Thursday, September 13, 2007

ART: Article of Random Thoughts and ARK: Act of Random Kindess

After a long month, i finally found myself with both the energy and resources to come back online. This time, with a new laptop- a HP tablet PC.

I have took some pictures of it and will post it up the next time coz my camera is running on low batt. I'm taking some time getting used to windows vista and using a stylus, but sigh, i think that cant beat my typing, so here i am comfortably typing away even though it's at 12.36 am.

How should i summarise what's been going through for the past month? on second thought, i dont quite feel like doing that. fickle, spontaneous, whatever.

I've caught Evan Almighty last night and finished reading Mitch Albom's Tuesday with Morris this evening.

Different medium, quite different story lines but yet i took something along with me at the end of it.

How should i put it?

I always feel better after watching, reading stories like this. It makes me feel more alive, more aware of my blessings, more compassionate towards others.
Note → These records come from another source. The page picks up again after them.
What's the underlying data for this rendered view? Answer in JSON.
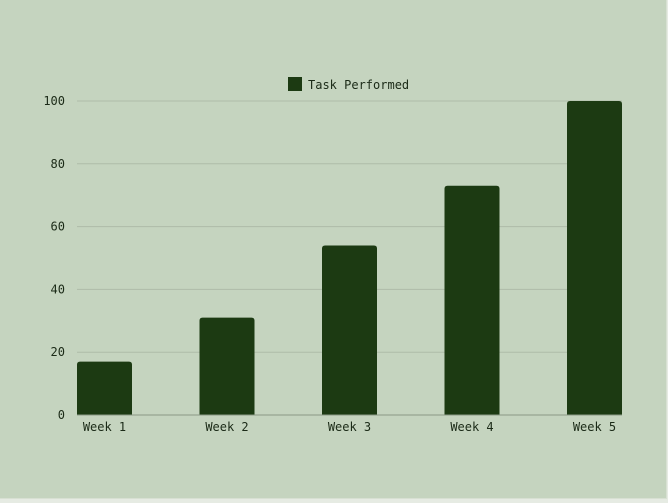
{
  "chart_data": {
    "type": "bar",
    "categories": [
      "Week 1",
      "Week 2",
      "Week 3",
      "Week 4",
      "Week 5"
    ],
    "series": [
      {
        "name": "Task Performed",
        "values": [
          17,
          31,
          54,
          73,
          100
        ]
      }
    ],
    "ylim": [
      0,
      100
    ],
    "yticks": [
      0,
      20,
      40,
      60,
      80,
      100
    ],
    "grid": true,
    "legend_position": "top-center",
    "colors": {
      "bar": "#1c3a12",
      "background": "#c5d4bf",
      "grid": "#aebba8",
      "text": "#1b2a17"
    }
  }
}
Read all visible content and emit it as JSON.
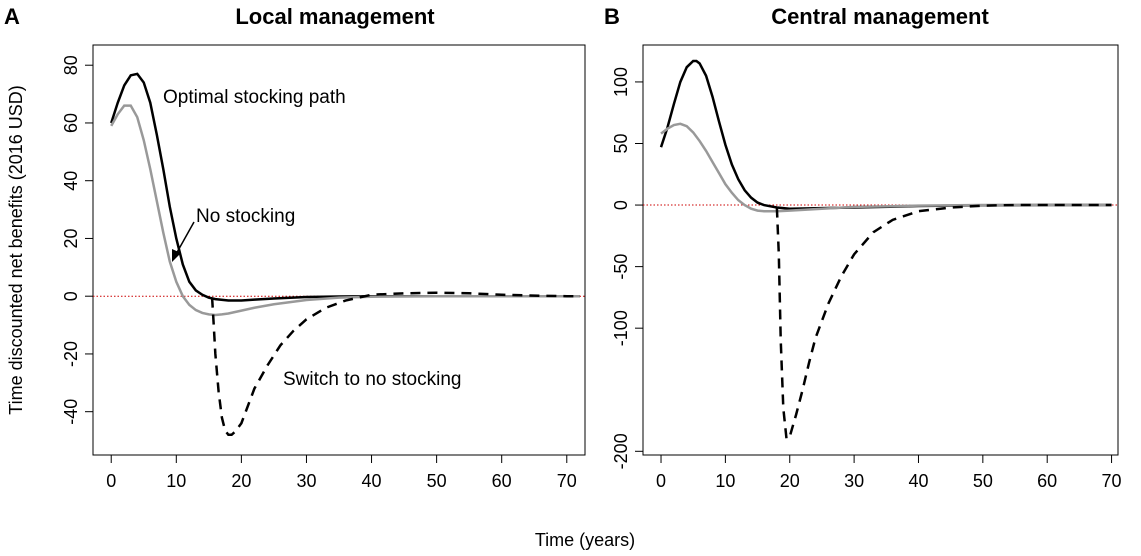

Some scourn at Evan almighty for it's seemingly incredible story line. I am no christian as to speak, but i think having a faith to do something, even when everyone seem to go against you, appear to be so much more intensed, satisfying, and somewhat worth living. Being rated as a lunatic, an insane fool when nobody else stands on your side is so tearful. I'm guilty of many a times judging certain people just because they do things totally out of the norm.

When you pray for something? Does it come falling on your lap? Or does it present as an opportunity to display that something? Meaningful lines and i cant agree any better that Morgan Freeman's the one to deliver this speech.

As for Tuesday with Morrie, i think about death. i think about how given a chance, i will not live my life over again. every moment i have taken till now, be it ups, downs, u-turns, circles, i have not regret. Without any of them, i probably will not be who i am today.


People are only mean when threatened. How true. Truth be told, i have seen the nasty side of me sometime during the past month. Tho i was not able to pin -point why and what could have triggered this half nasty, half guilt streak that's rising in me. And today, i' learnt it was threat. and i've learnt to detach away from it unknowingly even before reading the book and with that, i think i do deserve a pat on the back.


What else have i done?


i woke up at 5.30 am on tuesday morning, so as to make it for a 7.30 am teleconference. What's interesting was the change in people i see on the way to work, demographic change from the working population to the studying population. Working adults on their laptops to noisy boys rushing out their last minute assignment. Cooler air as lesser people around on the streets. If you listen more, you can hear nature talking back instead of the hassle of man-made creations such as traffic.


I was at training this week when i had the chance to see my vendor's house in the states when he showed us pictures of his house on his laptop. Beautiful garden, 4 acres of land and awonderful green plains extending to the forest to be cornered by picket fences.



With all these experiences, it really made me wonder....y they are deeply etched in my mind when i want to blog. Have i been asking too much that i take things for granted? Or do i feel this yearning in me because i have been asking for the wrong things all this while?

independence, self-centred... poles of opposite forces?